Specifically, the Maritime Solutions Management Project would monitor coastal borders to detect nuclear or radioactive devices aboard boats weighing 300 gross vessels or less.
“The Maritime Solutions Management Project addresses ways to reduce the risk of an adversary using the sea, ocean, or other navigable waterways pathway to conduct a [nuclear] attack against the United States,” Coast Guard officials stated in their budget request.
Complementing the Maritime Solutions Management Project is the Coast Guard’s Small Vessel Standoff Detection (SVSD) program.
“The SVSD program’s functional mission is to protect major population centers and critical infrastructure from the direct-to-target threat, defined as [nuclear] weapons transported by way of small vessels to a ‘high-impact target,’” Coast Guard officials explained.
Within the SCSD program is the Boat-to-Boat Scanning Project, which would allow authorities to detect nuclear threats during checkpoints routine patrols without boarding a vessel. Basically, Coast Guard or CBP authorities can use a portable scanner to detect whether nuclear or radioactive materials are aboard.
Whether the Boat-to-Boat Scanning Project will be expanded to remotely observe other activities aboard a small vessel remains to be seen.
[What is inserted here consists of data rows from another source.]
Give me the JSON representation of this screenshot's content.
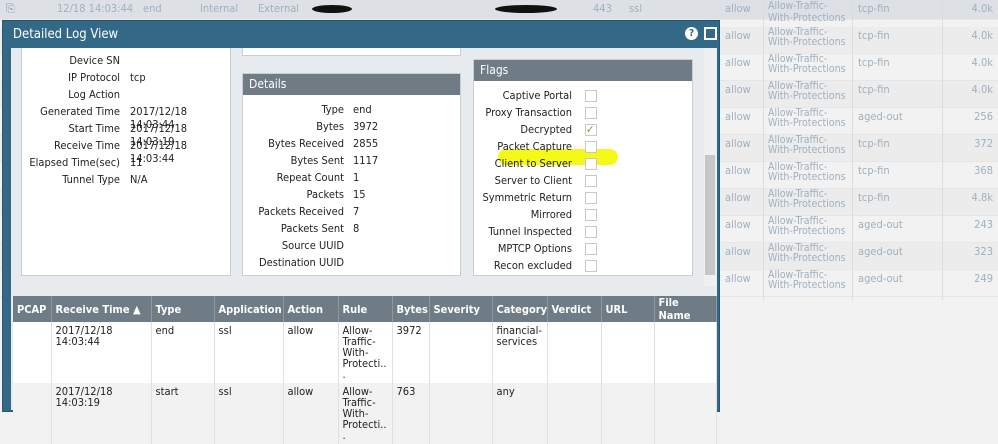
{
  "background_log": {
    "top_row": {
      "time": "12/18 14:03:44",
      "type": "end",
      "from_zone": "Internal",
      "to_zone": "External",
      "port": "443",
      "app": "ssl",
      "action": "allow",
      "rule": "Allow-Traffic-With-Protections",
      "end_reason": "tcp-fin",
      "bytes": "4.0k"
    },
    "rows": [
      {
        "action": "allow",
        "rule": "Allow-Traffic-With-Protections",
        "end_reason": "tcp-fin",
        "bytes": "4.0k"
      },
      {
        "action": "allow",
        "rule": "Allow-Traffic-With-Protections",
        "end_reason": "tcp-fin",
        "bytes": "4.0k"
      },
      {
        "action": "allow",
        "rule": "Allow-Traffic-With-Protections",
        "end_reason": "tcp-fin",
        "bytes": "4.0k"
      },
      {
        "action": "allow",
        "rule": "Allow-Traffic-With-Protections",
        "end_reason": "aged-out",
        "bytes": "256"
      },
      {
        "action": "allow",
        "rule": "Allow-Traffic-With-Protections",
        "end_reason": "tcp-fin",
        "bytes": "372"
      },
      {
        "action": "allow",
        "rule": "Allow-Traffic-With-Protections",
        "end_reason": "tcp-fin",
        "bytes": "368"
      },
      {
        "action": "allow",
        "rule": "Allow-Traffic-With-Protections",
        "end_reason": "tcp-fin",
        "bytes": "4.8k"
      },
      {
        "action": "allow",
        "rule": "Allow-Traffic-With-Protections",
        "end_reason": "aged-out",
        "bytes": "243"
      },
      {
        "action": "allow",
        "rule": "Allow-Traffic-With-Protections",
        "end_reason": "aged-out",
        "bytes": "323"
      },
      {
        "action": "allow",
        "rule": "Allow-Traffic-With-Protections",
        "end_reason": "aged-out",
        "bytes": "249"
      }
    ]
  },
  "dialog": {
    "title": "Detailed Log View",
    "help": "?"
  },
  "general": [
    {
      "k": "Device SN",
      "v": ""
    },
    {
      "k": "IP Protocol",
      "v": "tcp"
    },
    {
      "k": "Log Action",
      "v": ""
    },
    {
      "k": "Generated Time",
      "v": "2017/12/18 14:03:44"
    },
    {
      "k": "Start Time",
      "v": "2017/12/18 14:03:19"
    },
    {
      "k": "Receive Time",
      "v": "2017/12/18 14:03:44"
    },
    {
      "k": "Elapsed Time(sec)",
      "v": "11"
    },
    {
      "k": "Tunnel Type",
      "v": "N/A"
    }
  ],
  "details": {
    "title": "Details",
    "items": [
      {
        "k": "Type",
        "v": "end"
      },
      {
        "k": "Bytes",
        "v": "3972"
      },
      {
        "k": "Bytes Received",
        "v": "2855"
      },
      {
        "k": "Bytes Sent",
        "v": "1117"
      },
      {
        "k": "Repeat Count",
        "v": "1"
      },
      {
        "k": "Packets",
        "v": "15"
      },
      {
        "k": "Packets Received",
        "v": "7"
      },
      {
        "k": "Packets Sent",
        "v": "8"
      },
      {
        "k": "Source UUID",
        "v": ""
      },
      {
        "k": "Destination UUID",
        "v": ""
      }
    ]
  },
  "flags": {
    "title": "Flags",
    "items": [
      {
        "k": "Captive Portal",
        "checked": false
      },
      {
        "k": "Proxy Transaction",
        "checked": false
      },
      {
        "k": "Decrypted",
        "checked": true
      },
      {
        "k": "Packet Capture",
        "checked": false
      },
      {
        "k": "Client to Server",
        "checked": false
      },
      {
        "k": "Server to Client",
        "checked": false
      },
      {
        "k": "Symmetric Return",
        "checked": false
      },
      {
        "k": "Mirrored",
        "checked": false
      },
      {
        "k": "Tunnel Inspected",
        "checked": false
      },
      {
        "k": "MPTCP Options",
        "checked": false
      },
      {
        "k": "Recon excluded",
        "checked": false
      }
    ]
  },
  "related": {
    "columns": [
      "PCAP",
      "Receive Time ▲",
      "Type",
      "Application",
      "Action",
      "Rule",
      "Bytes",
      "Severity",
      "Category",
      "Verdict",
      "URL",
      "File Name"
    ],
    "rows": [
      [
        "",
        "2017/12/18 14:03:44",
        "end",
        "ssl",
        "allow",
        "Allow-Traffic-With-Protecti...",
        "3972",
        "",
        "financial-services",
        "",
        "",
        ""
      ],
      [
        "",
        "2017/12/18 14:03:19",
        "start",
        "ssl",
        "allow",
        "Allow-Traffic-With-Protecti...",
        "763",
        "",
        "any",
        "",
        "",
        ""
      ]
    ]
  }
}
Smuggling, trafficking and nuclear threats aside, federal authorities continue to court the boating public’s assistance to monitor illegal activities within harbors and on the water.
Last month, the Newport Beach Chamber of Commerce hosted a breakfast panel with members from CBP, Coast Guard and Homeland Security to elaborate on how Newport Harbor, specifically, functions as an official border.
“I thought there might be some interest in knowing more about how the Department of Homeland Security acts through the Border Patrol, Customs and the Coast Guard to protect our border, which starts at our beaches and harbor, a place that most people don’t associate in their mind as being the U.S. border but in fact, is,” said Steve Rosansky, president of the Newport Beach Chamber of Commerce.
During the panel presentation, Mark Dunbar of Homeland Security said smuggling or trafficking of drugs and/or humans occur just about anywhere along the California coast, which makes it difficult to focus on one particular harbor or marina.
“The California international coastal border extends up to the Oregon state line. Transnational criminal organizations are known to have utilized various areas along the coast from San Diego to San Francisco to conduct their illicit activities,” Dunbar said. “Entries are not occurring more often at sea than on land, but are detected more often than before because of technology, resources and coordination efforts through the ReCoM (Regional Coordinating Mechanism).”
Dunbar added ReCoM is a coordinated effort by Border Patrol, CBP, Homeland Security and Immigration and Customs Enforcement to keep aquatic and land borders secure. The federal agencies share intelligence, plans and strategies with their state and local counterparts to monitor and target the threat of transnational crime along Southern California’s coastal border.
The Log will continue to report on a harbor’s duality as boating destination and international border.